那么他的改正是什么?他归还他所抢夺的赃物,也就是悔改并改正,使他所有的作为都进入Kedusha[神圣]。也就是说,他延伸出一个愿望,让他所有的作为都是为了给予。这就是为什么他把"若他犯了罪他就有了罪责"解释为:“他就有了罪责”意味着改正。
拉比约西(Yosi)补充说:"这意味着经上所写的'归还',指的是他自己主动归还,因为'归还'不是以命令式写的,而恰恰是'归还'——正是出于他自己。也就是说,存在'出于敬畏的悔改',那时罪对他而言变成了过失,这也算作悔改,尽管他归还了赃物。"然而,这仍不被看作是自愿的。相反,由于他仍然怀有恐惧,他才归还赃物。但这不被看作是"出于他自己",也就是出于他自己的意愿,以至于我们可以说他为归还赃物而喜悦。相反,这就好像他别无选择。
出于敬畏的悔改仍然没有改正罪,因为通过出于敬畏的悔改,罪只变成了过失。因此,仍有Kelim[容器]处在Kedusha[神圣]之外,也就是说,更高的丰盛无法穿着在它们里面。因此,创造者的愿望——善待创造者的创造物、给予下面的存在者——仍然无处穿着。这就好像目的之中存在着缺陷。
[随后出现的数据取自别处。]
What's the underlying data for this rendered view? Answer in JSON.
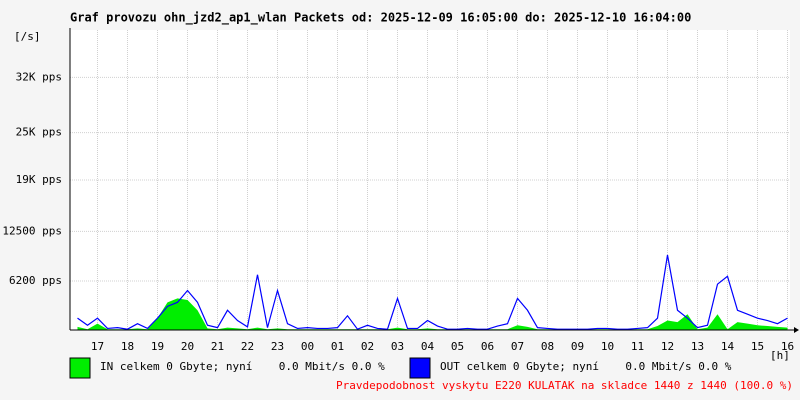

因此,我们被给予了一个称为"出于爱的悔改"的改正。那时,罪对他而言变成了美德。那些曾经作为"罪"的Kelim[容器]——从创造的目的的角度看,它们是属于更高丰盛的接受的愿望——原本不适合接受丰盛;但当这些Kelim[容器]变成美德时,它们就适合让更高的丰盛穿着其中。那时,目标的成全——即善待创造者的创造物——就能按照创造者想要给予它们的丰盛的程度得以实现。如今,属于总体接受的愿望的所有Kelim[容器]——它曾被分成若干部分(因为改正较小的部分更容易)——都已进入。
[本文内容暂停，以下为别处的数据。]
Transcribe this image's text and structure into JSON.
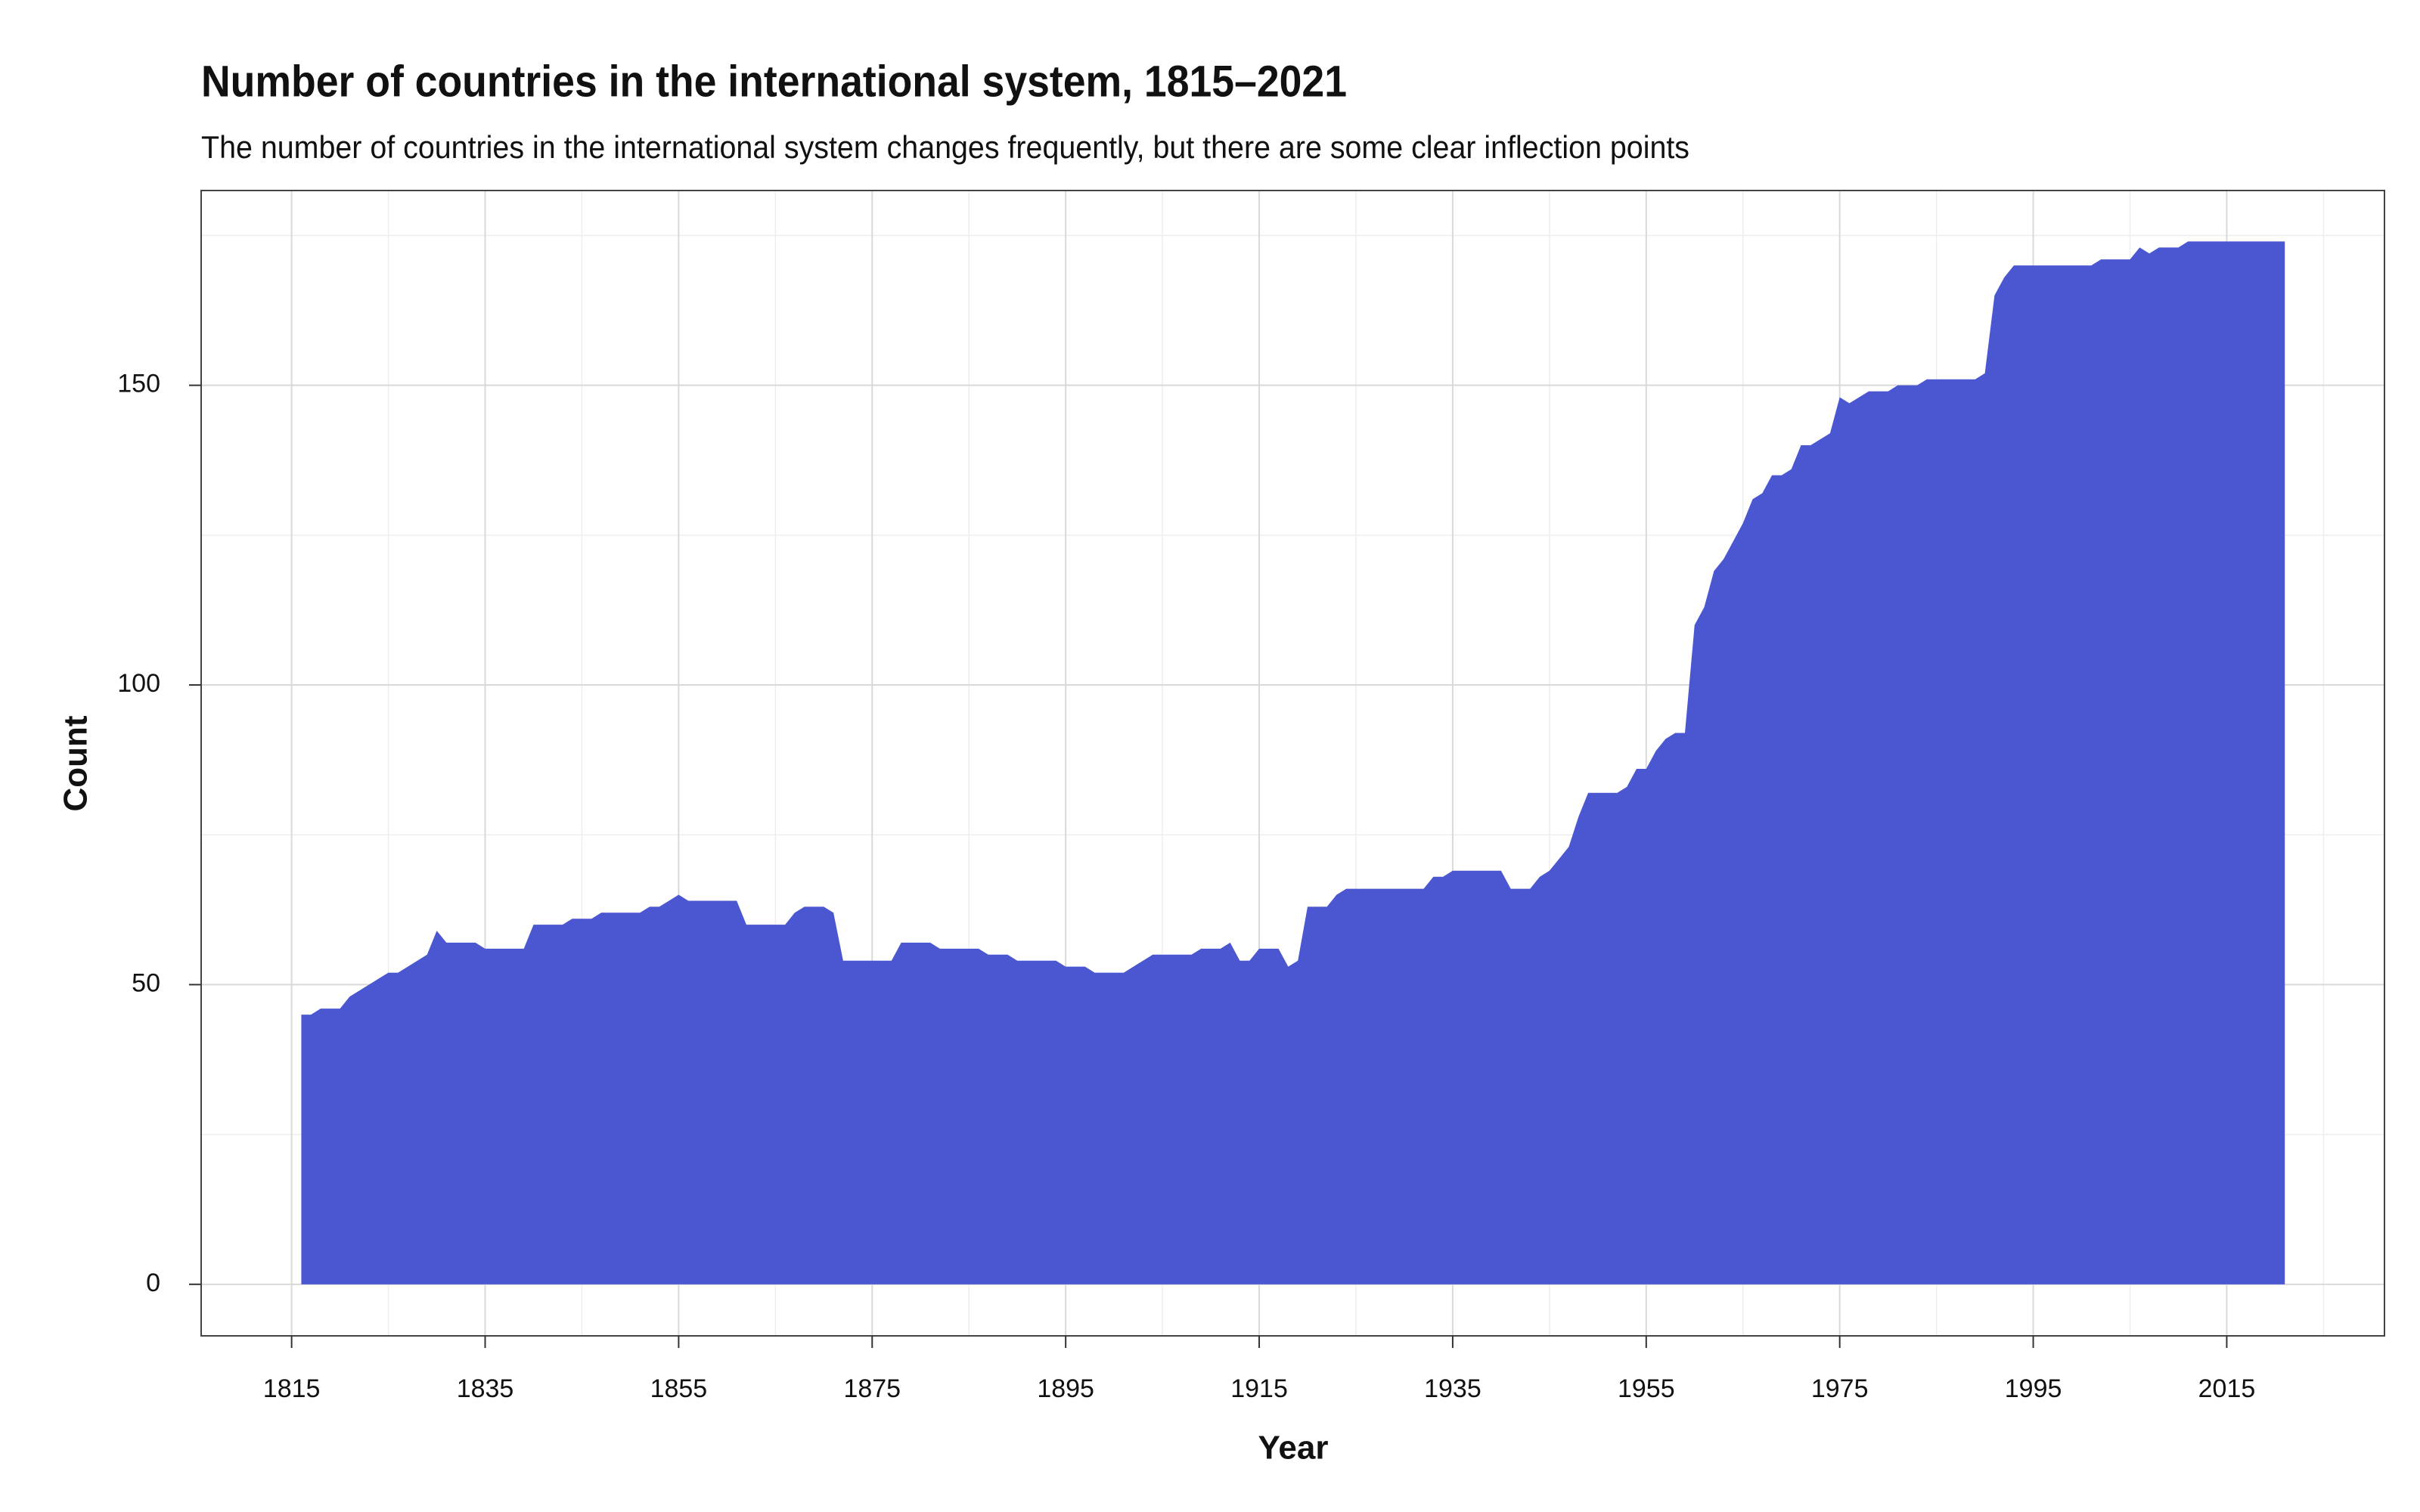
{
  "chart_data": {
    "type": "area",
    "title": "Number of countries in the international system, 1815–2021",
    "subtitle": "The number of countries in the international system changes frequently, but there are some clear inflection points",
    "x_label": "Year",
    "y_label": "Count",
    "color": "#4b57d0",
    "grid": true,
    "xlim": [
      1805.65,
      2031.3
    ],
    "ylim": [
      -8.6,
      182.5
    ],
    "xticks": [
      1815,
      1835,
      1855,
      1875,
      1895,
      1915,
      1935,
      1955,
      1975,
      1995,
      2015
    ],
    "yticks": [
      0,
      50,
      100,
      150
    ],
    "x_minor_ticks": [
      1825,
      1845,
      1865,
      1885,
      1905,
      1925,
      1945,
      1965,
      1985,
      2005,
      2025
    ],
    "y_minor_ticks": [
      25,
      75,
      125,
      175
    ],
    "x": [
      1816,
      1817,
      1818,
      1820,
      1821,
      1825,
      1826,
      1829,
      1830,
      1831,
      1834,
      1835,
      1839,
      1840,
      1843,
      1844,
      1846,
      1847,
      1851,
      1852,
      1853,
      1855,
      1856,
      1861,
      1862,
      1866,
      1867,
      1868,
      1870,
      1871,
      1872,
      1877,
      1878,
      1881,
      1882,
      1886,
      1887,
      1889,
      1890,
      1894,
      1895,
      1897,
      1898,
      1901,
      1902,
      1904,
      1908,
      1909,
      1911,
      1912,
      1913,
      1914,
      1915,
      1917,
      1918,
      1919,
      1920,
      1922,
      1923,
      1924,
      1932,
      1933,
      1934,
      1935,
      1940,
      1941,
      1943,
      1944,
      1945,
      1947,
      1948,
      1949,
      1952,
      1953,
      1954,
      1955,
      1956,
      1957,
      1958,
      1959,
      1960,
      1961,
      1962,
      1963,
      1964,
      1965,
      1966,
      1967,
      1968,
      1969,
      1970,
      1971,
      1972,
      1974,
      1975,
      1976,
      1978,
      1980,
      1981,
      1983,
      1984,
      1989,
      1990,
      1991,
      1992,
      1993,
      2001,
      2002,
      2005,
      2006,
      2007,
      2008,
      2010,
      2011,
      2021
    ],
    "values": [
      45,
      45,
      46,
      46,
      48,
      52,
      52,
      55,
      59,
      57,
      57,
      56,
      56,
      60,
      60,
      61,
      61,
      62,
      62,
      63,
      63,
      65,
      64,
      64,
      60,
      60,
      62,
      63,
      63,
      62,
      54,
      54,
      57,
      57,
      56,
      56,
      55,
      55,
      54,
      54,
      53,
      53,
      52,
      52,
      53,
      55,
      55,
      56,
      56,
      57,
      54,
      54,
      56,
      56,
      53,
      54,
      63,
      63,
      65,
      66,
      66,
      68,
      68,
      69,
      69,
      66,
      66,
      68,
      69,
      73,
      78,
      82,
      82,
      83,
      86,
      86,
      89,
      91,
      92,
      92,
      110,
      113,
      119,
      121,
      124,
      127,
      131,
      132,
      135,
      135,
      136,
      140,
      140,
      142,
      148,
      147,
      149,
      149,
      150,
      150,
      151,
      151,
      152,
      165,
      168,
      170,
      170,
      171,
      171,
      173,
      172,
      173,
      173,
      174,
      174
    ]
  }
}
这正如巴·哈苏拉姆(Baal HaSulam)关于知识之树的改正所讲的寓言(《Panim Masbirot》第56页):一位国王想把金币送到海外给他的儿子,但他国中的人都是小偷,于是他把金币兑换成便士,一个便士一个便士地积聚成一大笔数目,通过这种方式,一切都将被改正。